Irmandade Muçulmana · al-Ikhwān al-Muslimūn
A Irmandade Muçulmana é o movimento fundado em 22 de março de 1928, em Ismailia, Egito, por Hassan al-Banna e seis companheiros — o marco fundacional mais citado pela literatura sobre a origem do islamismo como movimento político moderno.
Ijtihad · ijtihād
Ijtihad é o raciocínio jurídico independente do jurista qualificado diante das fontes do direito islâmico — o mecanismo pelo qual o fiqh é derivado da Sharia.
Ijma · ijmāʿ
Ijma é o consenso dos juristas qualificados — não da população em geral — como uma das quatro fontes do direito islâmico na teoria clássica sunita, ao lado do Alcorão, da Sunna e do qiyas.
J
Jizya · jizya
Jizya é o tributo per capita que a tradição jurídica islâmica clássica impunha aos não muçulmanos "do Livro" sob domínio islâmico, fundado no Alcorão 9:29, pago em troca de proteção estatal e como contrapartida ao estatuto de dhimmi.
Jihadismo
Jihadismo é a vertente do islamismo que escolhe a violência armada como método para impor o projeto de um Estado organizado pelo Islã.
Jihad · jihād
Jihad é um termo com espectro de sentidos, do esforço ético e espiritual do fiel comum à guerra religiosamente sancionada; não tem tradução única, e "guerra santa" — a mais comum na imprensa ocidental — corresponde apenas a um desses sentidos, e não ao mais frequente na vida cotidiana da maioria dos muçulmanos.
Jahiliyya · jāhiliyya
Jahiliyya designa, na tradição islâmica, o estado de "ignorância" atribuído às sociedades árabes anteriores à revelação do Alcorão a Maomé, no século VII. No uso do islamismo radical do século XX, a partir de Sayyid Qutb, a palavra ganhou um segundo sentido: a caracterização de sociedades muçulmanas contemporâneas — inclusive de maioria muçulmana — como tendo retornado a esse mesmo estado.

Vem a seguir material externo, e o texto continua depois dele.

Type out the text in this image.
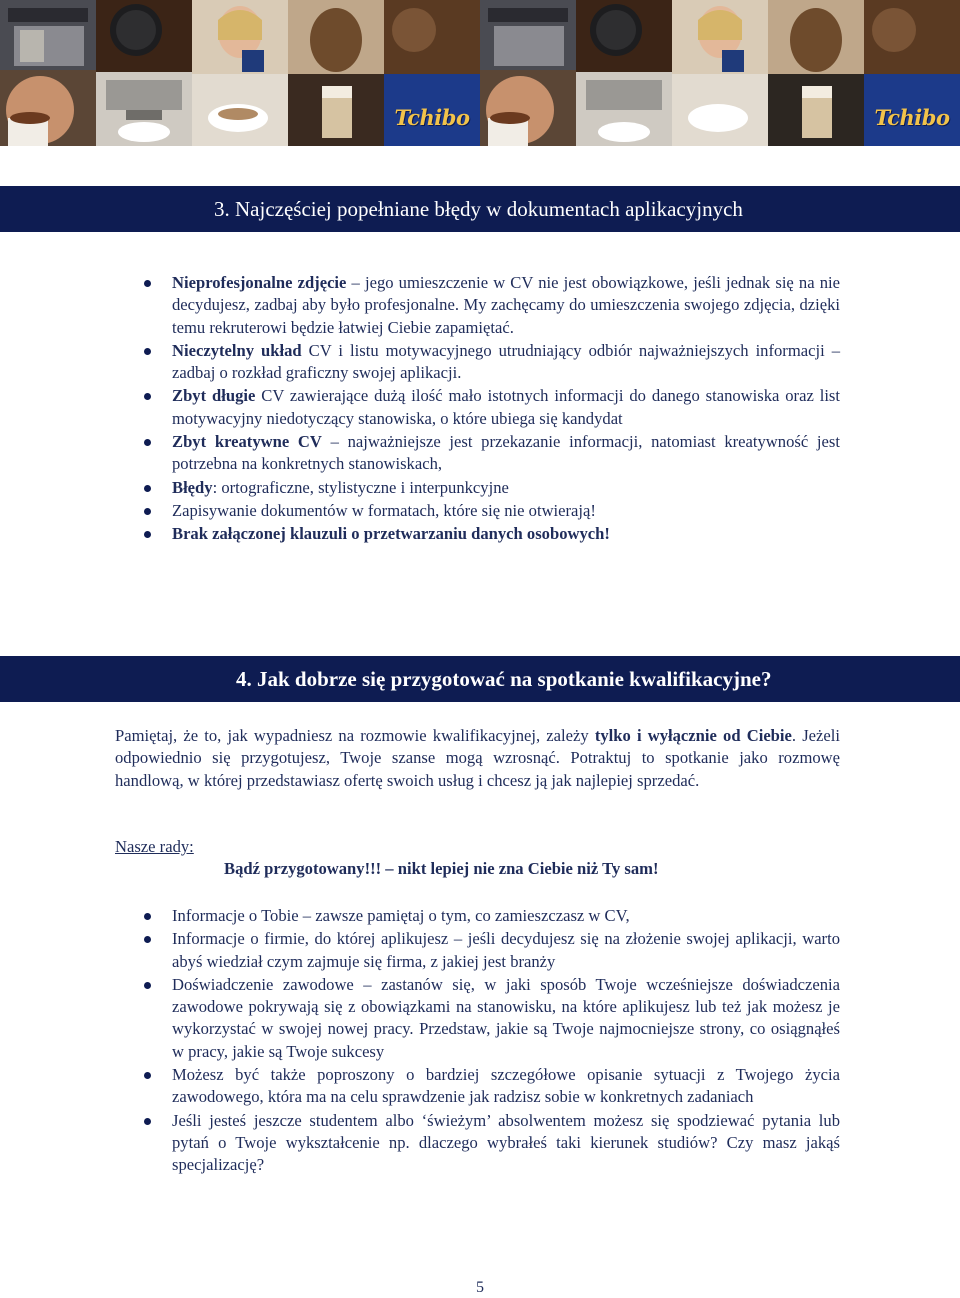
Tchibo	Tchibo
3. Najczęściej popełniane błędy w dokumentach aplikacyjnych
Nieprofesjonalne zdjęcie – jego umieszczenie w CV nie jest obowiązkowe, jeśli jednak się na nie decydujesz, zadbaj aby było profesjonalne. My zachęcamy do umieszczenia swojego zdjęcia, dzięki temu rekruterowi będzie łatwiej Ciebie zapamiętać.
Nieczytelny układ CV i listu motywacyjnego utrudniający odbiór najważniejszych informacji – zadbaj o rozkład graficzny swojej aplikacji.
Zbyt długie CV zawierające dużą ilość mało istotnych informacji do danego stanowiska oraz list motywacyjny niedotyczący stanowiska, o które ubiega się kandydat
Zbyt kreatywne CV – najważniejsze jest przekazanie informacji, natomiast kreatywność jest potrzebna na konkretnych stanowiskach,
Błędy: ortograficzne, stylistyczne i interpunkcyjne
Zapisywanie dokumentów w formatach, które się nie otwierają!
Brak załączonej klauzuli o przetwarzaniu danych osobowych!
4. Jak dobrze się przygotować na spotkanie kwalifikacyjne?

Pamiętaj, że to, jak wypadniesz na rozmowie kwalifikacyjnej, zależy tylko i wyłącznie od Ciebie. Jeżeli odpowiednio się przygotujesz, Twoje szanse mogą wzrosnąć. Potraktuj to spotkanie jako rozmowę handlową, w której przedstawiasz ofertę swoich usług i chcesz ją jak najlepiej sprzedać.

Nasze rady:

Bądź przygotowany!!! – nikt lepiej nie zna Ciebie niż Ty sam!

Informacje o Tobie – zawsze pamiętaj o tym, co zamieszczasz w CV,
Informacje o firmie, do której aplikujesz – jeśli decydujesz się na złożenie swojej aplikacji, warto abyś wiedział czym zajmuje się firma, z jakiej jest branży
Doświadczenie zawodowe – zastanów się, w jaki sposób Twoje wcześniejsze doświadczenia zawodowe pokrywają się z obowiązkami na stanowisku, na które aplikujesz lub też jak możesz je wykorzystać w swojej nowej pracy. Przedstaw, jakie są Twoje najmocniejsze strony, co osiągnąłeś w pracy, jakie są Twoje sukcesy
Możesz być także poproszony o bardziej szczegółowe opisanie sytuacji z Twojego życia zawodowego, która ma na celu sprawdzenie jak radzisz sobie w konkretnych zadaniach
Jeśli jesteś jeszcze studentem albo ‘świeżym’ absolwentem możesz się spodziewać pytania lub pytań o Twoje wykształcenie np. dlaczego wybrałeś taki kierunek studiów? Czy masz jakąś specjalizację?
5
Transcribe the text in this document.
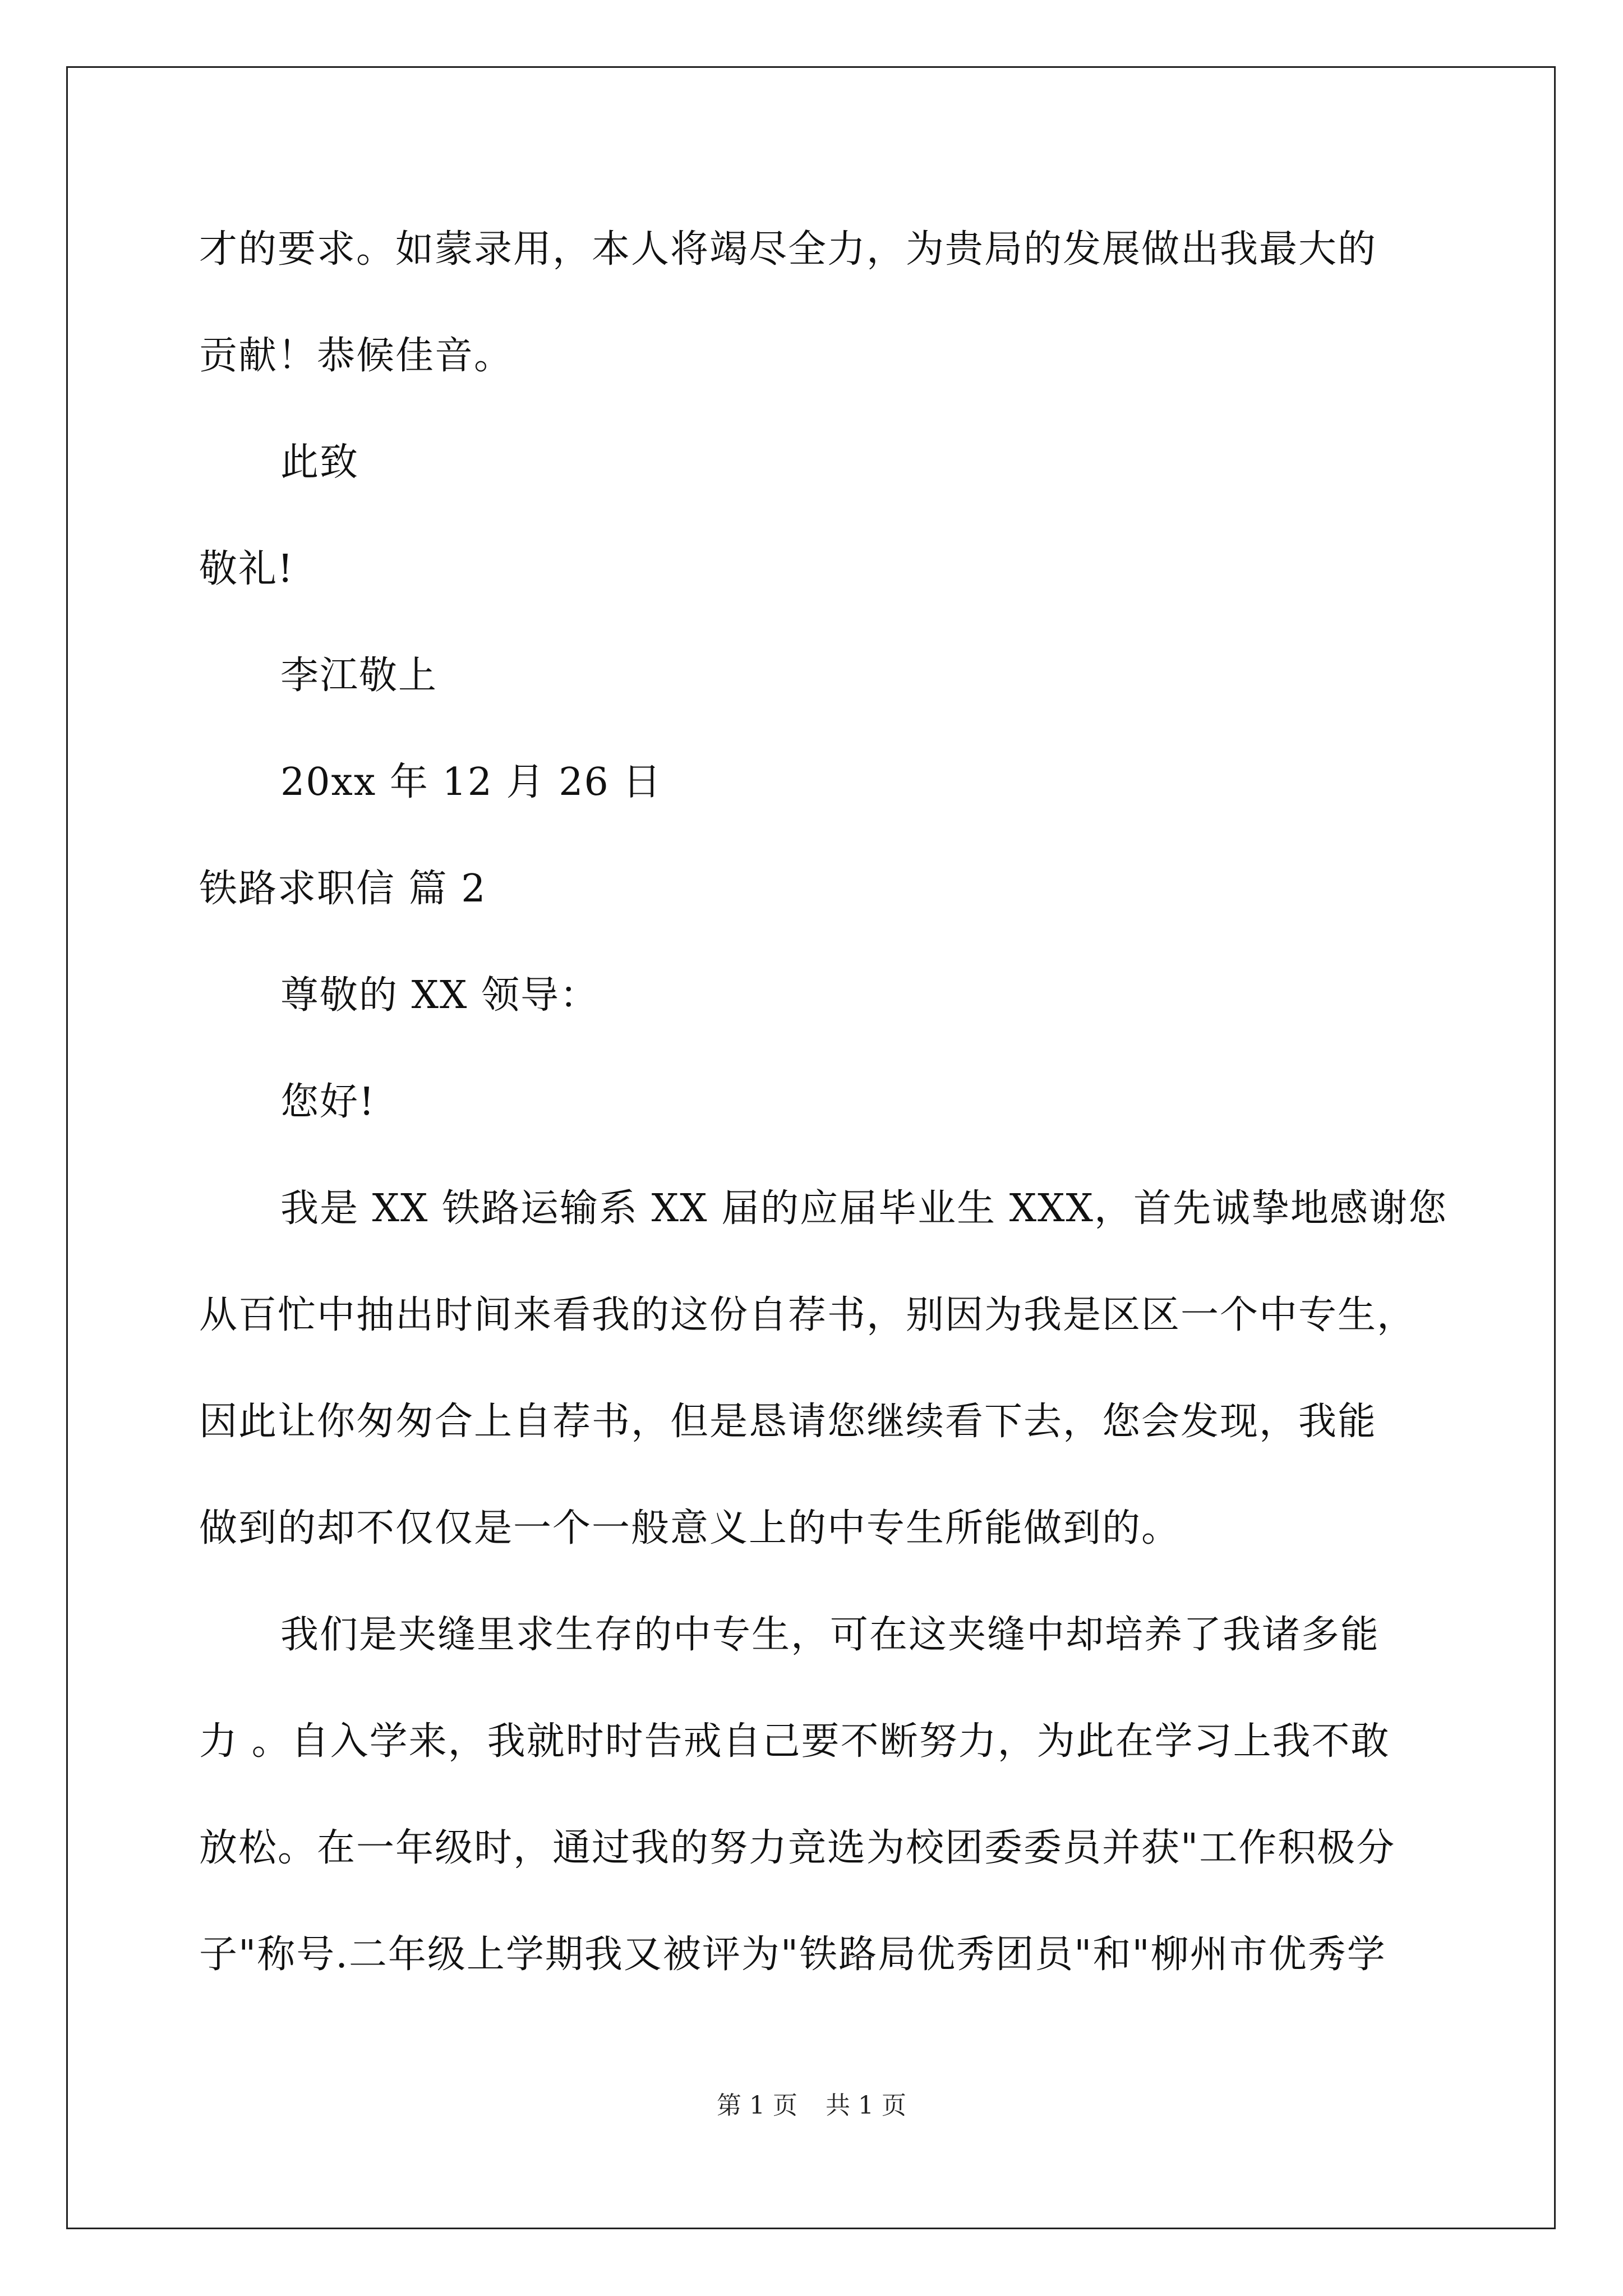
才的要求。如蒙录用，本人将竭尽全力，为贵局的发展做出我最大的
贡献！恭候佳音。
此致
敬礼!
李江敬上
20xx 年 12 月 26 日
铁路求职信 篇 2
尊敬的 XX 领导：
您好!
我是 XX 铁路运输系 XX 届的应届毕业生 XXX，首先诚挚地感谢您
从百忙中抽出时间来看我的这份自荐书，别因为我是区区一个中专生，
因此让你匆匆合上自荐书，但是恳请您继续看下去，您会发现，我能
做到的却不仅仅是一个一般意义上的中专生所能做到的。
我们是夹缝里求生存的中专生，可在这夹缝中却培养了我诸多能
力 。自入学来，我就时时告戒自己要不断努力，为此在学习上我不敢
放松。在一年级时，通过我的努力竞选为校团委委员并获"工作积极分
子"称号.二年级上学期我又被评为"铁路局优秀团员"和"柳州市优秀学
第 1 页 共 1 页
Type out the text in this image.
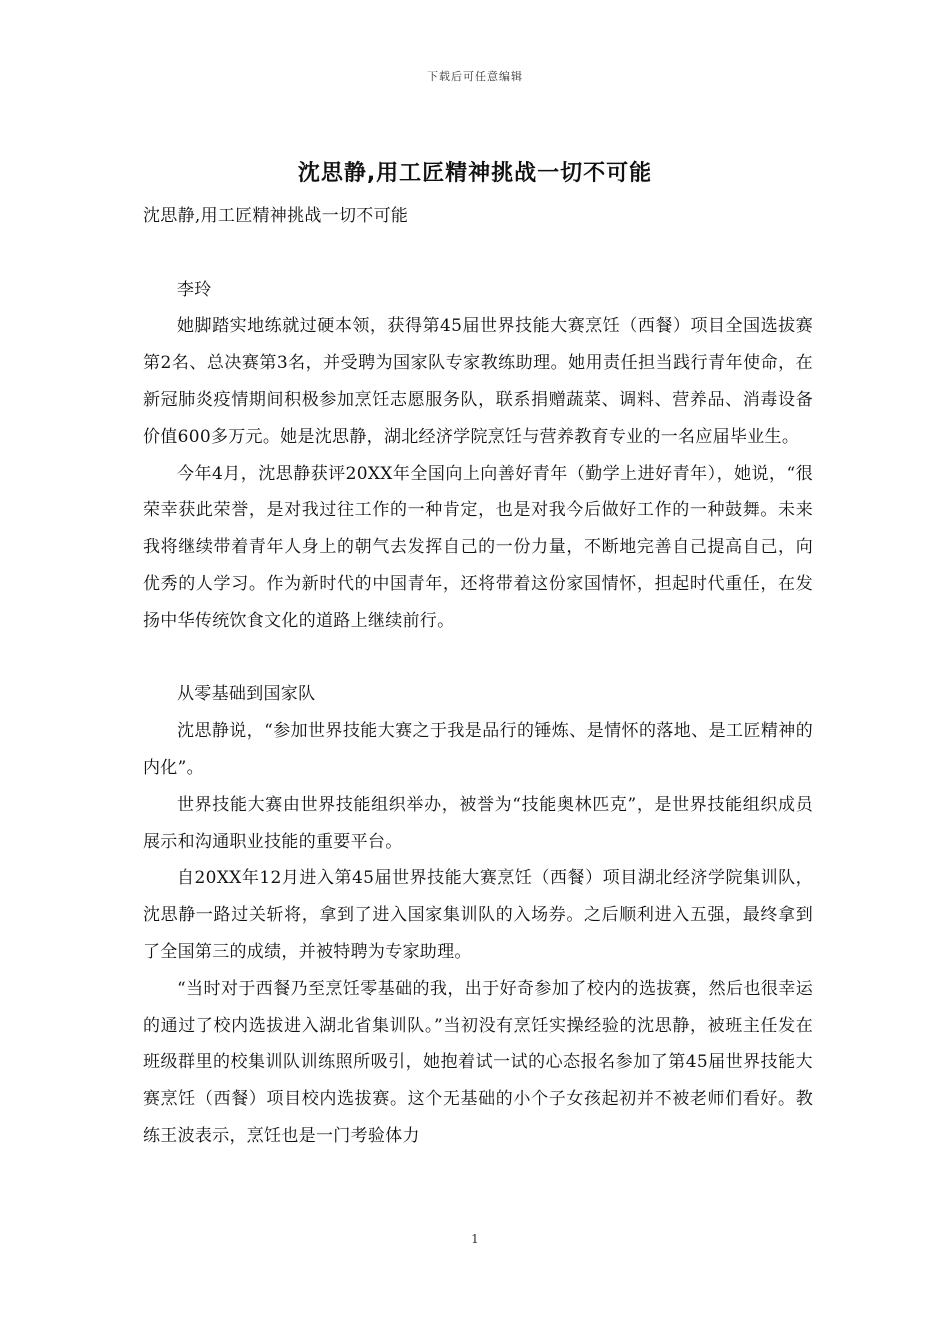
下载后可任意编辑
沈思静,用工匠精神挑战一切不可能

沈思静,用工匠精神挑战一切不可能

李玲

她脚踏实地练就过硬本领，获得第45届世界技能大赛烹饪（西餐）项目全国选拔赛第2名、总决赛第3名，并受聘为国家队专家教练助理。她用责任担当践行青年使命，在新冠肺炎疫情期间积极参加烹饪志愿服务队，联系捐赠蔬菜、调料、营养品、消毒设备价值600多万元。她是沈思静，湖北经济学院烹饪与营养教育专业的一名应届毕业生。

今年4月，沈思静获评20XX年全国向上向善好青年（勤学上进好青年），她说，“很荣幸获此荣誉，是对我过往工作的一种肯定，也是对我今后做好工作的一种鼓舞。未来我将继续带着青年人身上的朝气去发挥自己的一份力量，不断地完善自己提高自己，向优秀的人学习。作为新时代的中国青年，还将带着这份家国情怀，担起时代重任，在发扬中华传统饮食文化的道路上继续前行。

从零基础到国家队

沈思静说，“参加世界技能大赛之于我是品行的锤炼、是情怀的落地、是工匠精神的内化”。

世界技能大赛由世界技能组织举办，被誉为“技能奥林匹克”，是世界技能组织成员展示和沟通职业技能的重要平台。

自20XX年12月进入第45届世界技能大赛烹饪（西餐）项目湖北经济学院集训队，沈思静一路过关斩将，拿到了进入国家集训队的入场券。之后顺利进入五强，最终拿到了全国第三的成绩，并被特聘为专家助理。

“当时对于西餐乃至烹饪零基础的我，出于好奇参加了校内的选拔赛，然后也很幸运的通过了校内选拔进入湖北省集训队。”当初没有烹饪实操经验的沈思静，被班主任发在班级群里的校集训队训练照所吸引，她抱着试一试的心态报名参加了第45届世界技能大赛烹饪（西餐）项目校内选拔赛。这个无基础的小个子女孩起初并不被老师们看好。教练王波表示，烹饪也是一门考验体力

1
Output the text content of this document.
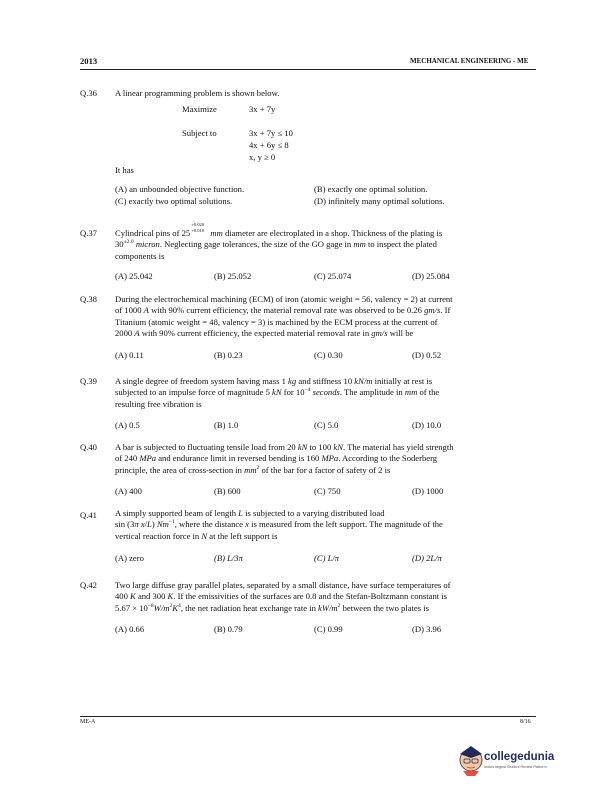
2013	MECHANICAL ENGINEERING - ME
Q.36 A linear programming problem is shown below.
Maximize	3x + 7y
Subject to	3x + 7y ≤ 10
4x + 6y ≤ 8
x, y ≥ 0
It has
(A) an unbounded objective function.	(B) exactly one optimal solution.
(C) exactly two optimal solutions.	(D) infinitely many optimal solutions.
Q.37 Cylindrical pins of 25
+0.020
+0.010 mm diameter are electroplated in a shop. Thickness of the plating is
$30^{\pm 2.0}$ micron. Neglecting gage tolerances, the size of the GO gage in mm to inspect the plated
components is
(A) 25.042	(B) 25.052	(C) 25.074	(D) 25.084
Q.38 During the electrochemical machining (ECM) of iron (atomic weight = 56, valency = 2) at current
of 1000 A with 90% current efficiency, the material removal rate was observed to be 0.26 gm/s. If
Titanium (atomic weight = 48, valency = 3) is machined by the ECM process at the current of
2000 A with 90% current efficiency, the expected material removal rate in gm/s will be
(A) 0.11	(B) 0.23	(C) 0.30	(D) 0.52
Q.39 A single degree of freedom system having mass 1 kg and stiffness 10 kN/m initially at rest is
subjected to an impulse force of magnitude 5 kN for $10^{-4}$ seconds. The amplitude in mm of the
resulting free vibration is
(A) 0.5	(B) 1.0	(C) 5.0	(D) 10.0
Q.40 A bar is subjected to fluctuating tensile load from 20 kN to 100 kN. The material has yield strength
of 240 MPa and endurance limit in reversed bending is 160 MPa. According to the Soderberg
principle, the area of cross-section in $mm^2$ of the bar for a factor of safety of 2 is
(A) 400	(B) 600	(C) 750	(D) 1000
Q.41 A simply supported beam of length L is subjected to a varying distributed load
sin (3π x/L) $Nm^{-1}$, where the distance x is measured from the left support. The magnitude of the
vertical reaction force in N at the left support is
(A) zero	(B) L/3π	(C) L/π	(D) 2L/π
Q.42 Two large diffuse gray parallel plates, separated by a small distance, have surface temperatures of
400 K and 300 K. If the emissivities of the surfaces are 0.8 and the Stefan-Boltzmann constant is
$5.67 \times 10^{-8}W/m^2K^4$, the net radiation heat exchange rate in $kW/m^2$ between the two plates is
(A) 0.66	(B) 0.79	(C) 0.99	(D) 3.96
ME-A	8/16
collegedunia
India's largest Student Review Platform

Essa extensão é de Qutb e da corrente que o segue, não da tradição majoritária.
M
P
Q
S
Sunna · sunna
Sunna é o exemplo normativo de Maomé — o que ele fez, disse e aprovou tacitamente —, conhecido pela tradição islâmica por meio dos hadiths.
Sharia · sharīʿa
Sharia é o conjunto de normas que a tradição islâmica tem como de origem divina, inferidas do Alcorão e da Sunna — um ideal normativo, não um código promulgado. Sua elaboração concreta, feita por juristas humanos e por isso falível e plural, é o fiqh.
Salafismo · salafiyya
Salafismo é a corrente doutrinária sunita que prega o retorno à prática das três primeiras gerações de muçulmanos (os salaf), rejeitando a mediação das escolas jurídicas clássicas desenvolvida ao longo de treze séculos.
Salafismo quietista
Salafismo quietista é o ramo majoritário do salafismo, definido pela tipologia acadêmica de referência de Quintan Wiktorowicz (2006) como puristas e apolíticos, focados em pureza ritual e doutrinária.
T
Talaq · ṭalāq
Talaq é o repúdio unilateral do casamento pelo marido, no direito de família clássico islâmico — ato que não depende de causa, processo judicial ou consentimento da mulher. A mulher, para se divorciar, precisa de acordo com devolução do dote (khul') ou de decisão judicial. É a assimetria estrutural do estatuto pessoal islâmico — o campo em que a aplicação da Sharia mais afeta vidas hoje, bem mais do que o penal.
Takfir · takfīr
Takfir é o ato de declarar um muçulmano infiel — kafir — e, na lógica de grupos jihadistas, torná-lo por isso passível de morte. A tradição clássica cercou o ato de advertências severas, pelo risco de fragmentar a comunidade em guerra civil. Sayyid Qutb, no século XX, estendeu a sociedades e governos inteiros a categoria vizinha de jahiliyya (a ignorância pré-islâmica); foram seus sucessores que converteram essa condenação em takfir explícito, e é essa conversão — não a doutrina majoritária — o que explica por que grupos como o Estado Islâmico (EI, ex-ISIS, também chamado Daesh) matam majoritariamente outros muçulmanos.